$\{X_k\}_{k=1}^{\infty}$ are independent and identically distributed (the standard normal distribution),
$$Y_n^2=\sum_{k=1}^n X_k^2, \ \ \ \tau_n=\frac{X_{n+1}}{\sqrt{Y_n^2/n}}.$$
What is the distribution of $\lim_{n \longrightarrow \infty}\tau_n$?
$X^2_k$ are iid (squaring doesn't ruin it), and $EX_k^2=Var(X_k) + (EX_k)^2=1+0^2=1<\infty$, so by the law of large numbers $$ \frac{X_1^2+\ldots+X_n^2}{n} \longrightarrow EX_1^2=1 $$ in probability.
If I understand correctly, then $\sqrt{\frac{Y_n^2}{n}} \longrightarrow \sqrt{1} = 1$ in probability.
I can't write $\lim_{n \longrightarrow \infty}\tau_n=X_{n+1},$ and say that the answer is the standard normal distribution, since there can be no $n$ in the right side if $n$ is a limit parameter.
Is what I wrote above correct?
Could someone please help me show that $\lim \tau_n$ has the standard normal distribtion?

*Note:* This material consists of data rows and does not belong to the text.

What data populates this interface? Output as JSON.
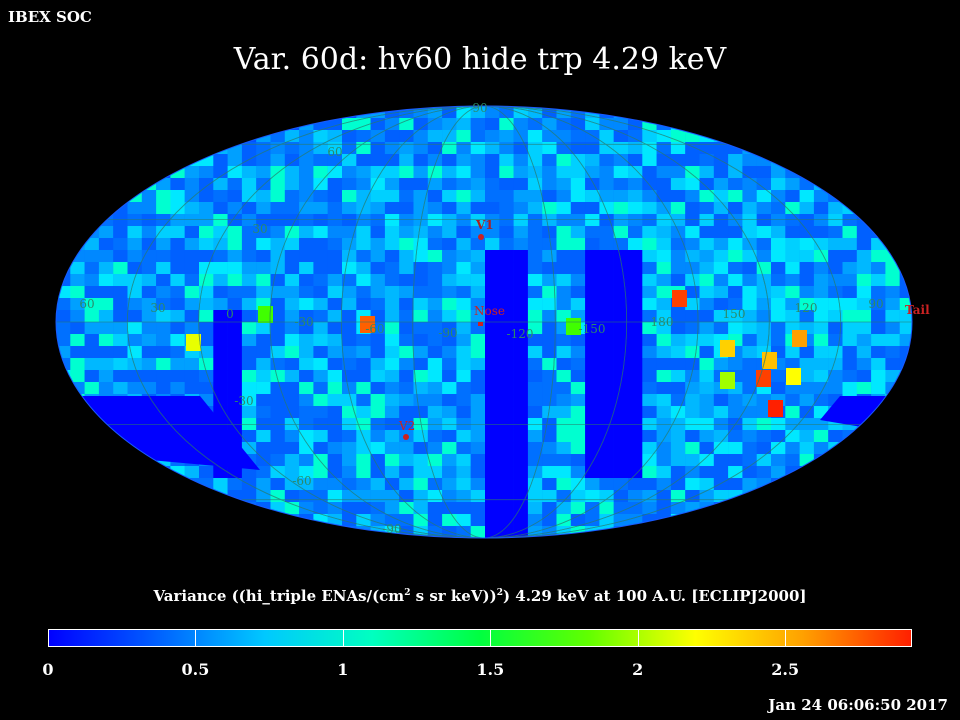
{
  "header": {
    "org": "IBEX SOC",
    "title": "Var. 60d: hv60 hide trp 4.29 keV",
    "timestamp": "Jan 24 06:06:50 2017"
  },
  "map": {
    "projection": "mollweide",
    "lon_labels": [
      "60",
      "30",
      "0",
      "-30",
      "-60",
      "-90",
      "-120",
      "-150",
      "180",
      "150",
      "120",
      "90"
    ],
    "lat_labels": [
      "60",
      "30",
      "-30",
      "-60"
    ],
    "pole_labels": [
      "90",
      "-90"
    ],
    "markers": [
      {
        "name": "V1",
        "label": "V1"
      },
      {
        "name": "Nose",
        "label": "Nose"
      },
      {
        "name": "V2",
        "label": "V2"
      },
      {
        "name": "Tail",
        "label": "Tail"
      }
    ],
    "background_color": "#0050ff",
    "grid_color": "#2a7a6a",
    "marker_color": "#cc2222"
  },
  "colorbar": {
    "label_html": "Variance ((hi_triple ENAs/(cm",
    "label_parts": [
      "Variance ((hi_triple ENAs/(cm",
      "2",
      " s sr keV))",
      "2",
      ") 4.29 keV at 100 A.U. [ECLIPJ2000]"
    ],
    "ticks": [
      "0",
      "0.5",
      "1",
      "1.5",
      "2",
      "2.5"
    ],
    "tick_values": [
      0,
      0.5,
      1,
      1.5,
      2,
      2.5
    ],
    "min": 0,
    "max": 2.93,
    "colors": [
      "#0000ff",
      "#0060ff",
      "#00c8ff",
      "#00ffc0",
      "#00ff40",
      "#60ff00",
      "#ffff00",
      "#ffa000",
      "#ff2000"
    ]
  }
}
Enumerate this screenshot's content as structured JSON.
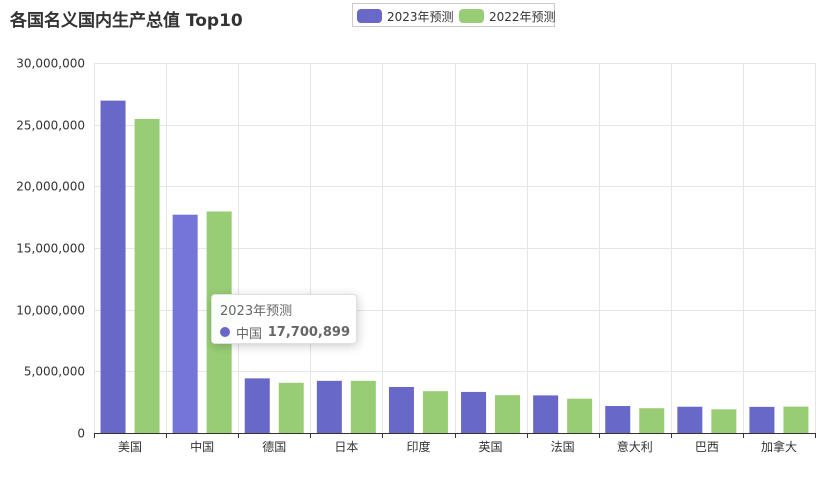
{
  "title": "各国名义国内生产总值 Top10",
  "colors": {
    "series_2023": "#6868c8",
    "series_2023_hover": "#7575d8",
    "series_2022": "#98cd76"
  },
  "legend": [
    {
      "name": "2023年预测",
      "color": "#6868c8"
    },
    {
      "name": "2022年预测",
      "color": "#98cd76"
    }
  ],
  "chart_data": {
    "type": "bar",
    "title": "各国名义国内生产总值 Top10",
    "categories": [
      "美国",
      "中国",
      "德国",
      "日本",
      "印度",
      "英国",
      "法国",
      "意大利",
      "巴西",
      "加拿大"
    ],
    "series": [
      {
        "name": "2023年预测",
        "values": [
          26950000,
          17700899,
          4430000,
          4230000,
          3730000,
          3330000,
          3050000,
          2190000,
          2130000,
          2120000
        ]
      },
      {
        "name": "2022年预测",
        "values": [
          25460000,
          17960000,
          4070000,
          4230000,
          3390000,
          3070000,
          2780000,
          2010000,
          1920000,
          2140000
        ]
      }
    ],
    "ylim": [
      0,
      30000000
    ],
    "yticks": [
      0,
      5000000,
      10000000,
      15000000,
      20000000,
      25000000,
      30000000
    ],
    "ytick_labels": [
      "0",
      "5,000,000",
      "10,000,000",
      "15,000,000",
      "20,000,000",
      "25,000,000",
      "30,000,000"
    ],
    "grid": true,
    "legend_position": "top-center"
  },
  "tooltip": {
    "title": "2023年预测",
    "name": "中国",
    "value": "17,700,899",
    "color": "#6868c8"
  }
}
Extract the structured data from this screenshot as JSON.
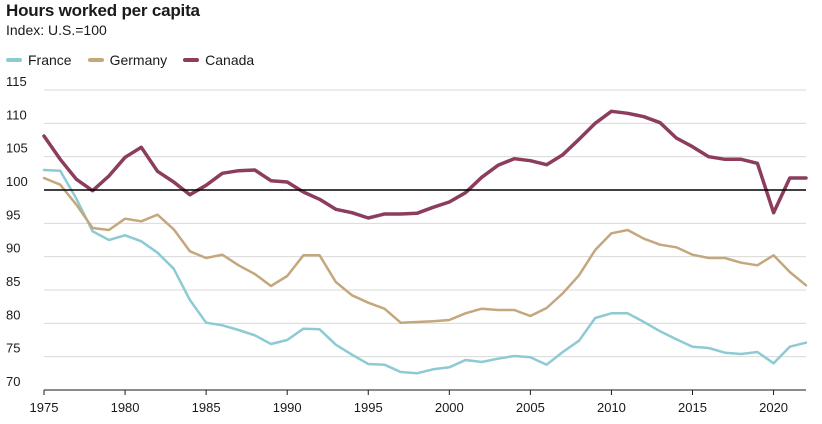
{
  "chart_data": {
    "type": "line",
    "title": "Hours worked per capita",
    "subtitle": "Index: U.S.=100",
    "xlabel": "",
    "ylabel": "",
    "ylim": [
      70,
      115
    ],
    "xlim": [
      1975,
      2022
    ],
    "yticks": [
      70,
      75,
      80,
      85,
      90,
      95,
      100,
      105,
      110,
      115
    ],
    "xticks": [
      1975,
      1980,
      1985,
      1990,
      1995,
      2000,
      2005,
      2010,
      2015,
      2020
    ],
    "reference_line": 100,
    "legend_position": "top-left",
    "x": [
      1975,
      1976,
      1977,
      1978,
      1979,
      1980,
      1981,
      1982,
      1983,
      1984,
      1985,
      1986,
      1987,
      1988,
      1989,
      1990,
      1991,
      1992,
      1993,
      1994,
      1995,
      1996,
      1997,
      1998,
      1999,
      2000,
      2001,
      2002,
      2003,
      2004,
      2005,
      2006,
      2007,
      2008,
      2009,
      2010,
      2011,
      2012,
      2013,
      2014,
      2015,
      2016,
      2017,
      2018,
      2019,
      2020,
      2021,
      2022
    ],
    "series": [
      {
        "name": "France",
        "color": "#8ecad3",
        "values": [
          103,
          102.9,
          98.7,
          93.8,
          92.5,
          93.2,
          92.3,
          90.6,
          88.2,
          83.5,
          80.1,
          79.7,
          79.0,
          78.2,
          76.9,
          77.5,
          79.2,
          79.1,
          76.8,
          75.3,
          73.9,
          73.8,
          72.7,
          72.5,
          73.1,
          73.4,
          74.5,
          74.2,
          74.7,
          75.1,
          74.9,
          73.8,
          75.7,
          77.4,
          80.8,
          81.5,
          81.5,
          80.2,
          78.8,
          77.6,
          76.5,
          76.3,
          75.6,
          75.4,
          75.7,
          74.0,
          76.5,
          77.1
        ]
      },
      {
        "name": "Germany",
        "color": "#c4a77d",
        "values": [
          101.8,
          100.8,
          97.8,
          94.3,
          94.0,
          95.7,
          95.3,
          96.3,
          94.1,
          90.8,
          89.8,
          90.3,
          88.7,
          87.4,
          85.6,
          87.1,
          90.2,
          90.2,
          86.2,
          84.2,
          83.1,
          82.2,
          80.1,
          80.2,
          80.3,
          80.5,
          81.5,
          82.2,
          82.0,
          82.0,
          81.1,
          82.3,
          84.5,
          87.2,
          91.0,
          93.5,
          94.0,
          92.7,
          91.8,
          91.4,
          90.3,
          89.8,
          89.8,
          89.1,
          88.7,
          90.2,
          87.7,
          85.7
        ]
      },
      {
        "name": "Canada",
        "color": "#8c3d5e",
        "values": [
          108.1,
          104.6,
          101.6,
          99.9,
          102.1,
          104.9,
          106.4,
          102.8,
          101.2,
          99.3,
          100.7,
          102.5,
          102.9,
          103.0,
          101.4,
          101.2,
          99.7,
          98.6,
          97.1,
          96.6,
          95.8,
          96.4,
          96.4,
          96.5,
          97.4,
          98.2,
          99.6,
          101.9,
          103.7,
          104.7,
          104.4,
          103.8,
          105.3,
          107.6,
          110.0,
          111.8,
          111.5,
          111.0,
          110.1,
          107.8,
          106.5,
          105.0,
          104.6,
          104.6,
          104.0,
          96.6,
          101.8,
          101.8
        ]
      }
    ]
  }
}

Hint: Note that $X_{n+1}$ is independent of $Y_n$ and $X_{n+1}$ converges to standard normal distribution.
If $A_n \to A$ in distribution, $B_n \to B$ a.s and $A$ is independent of $B$, $A_n$ is independent of $B_n$ for each $n$ then $A_nB_n \to AB$ in distribution.